News organizations, faced with the dual incentives of declining resources and the possibilities of the Internet, have tried any number of angles for gathering the labor of its audience in ways useful to the enterprise. (Crowdsourcing is the term, for which you can credit/blame outgoing Nieman Fellow Jeff Howe.) But outside a few oft-repeated anecdotes, it’s sometimes unclear what lasting value those efforts have produced. Or at the very least, the value isn’t as obvious as it is in the open-source software movement, where enormously popular and powerful programs have been built on the backs of coordinated volunteer labor.

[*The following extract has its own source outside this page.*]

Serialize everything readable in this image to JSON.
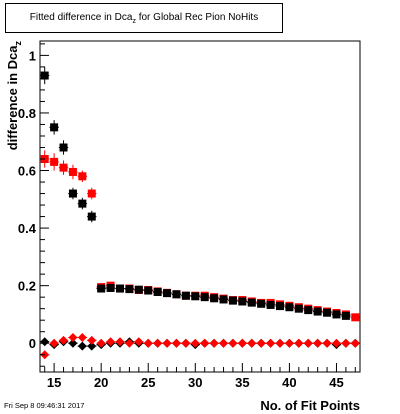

Above you’ll see two people who know a lot about that software world talking about what they’ve learned about how collaborative communities work. This is a video of a plenary session at the recent Future of News and Civic Media Conference at MIT. The lineup: Gabriella Coleman, an NYU professor who studies online collaboration, particularly in the Debian Linux community; Karim Lakhani, the Harvard Business School professor, who studies distributed innovation systems and who has also spent a lot of time looking at the software world; and moderator Chris Csikszentmihályi, director of the MIT Center for Future Civic Media.
Neither Coleman nor Lakhani specifically research the journalism world, but that’s part of what I find appealing about them: They don’t bring along either the assumptions of professional identity that many journalists do or the blind webby optimism of some sloganeers. They know the “crowd” can do amazing things, but they also know it’s really, really hard to optimize systems to ensure amazement happens. Give them a listen.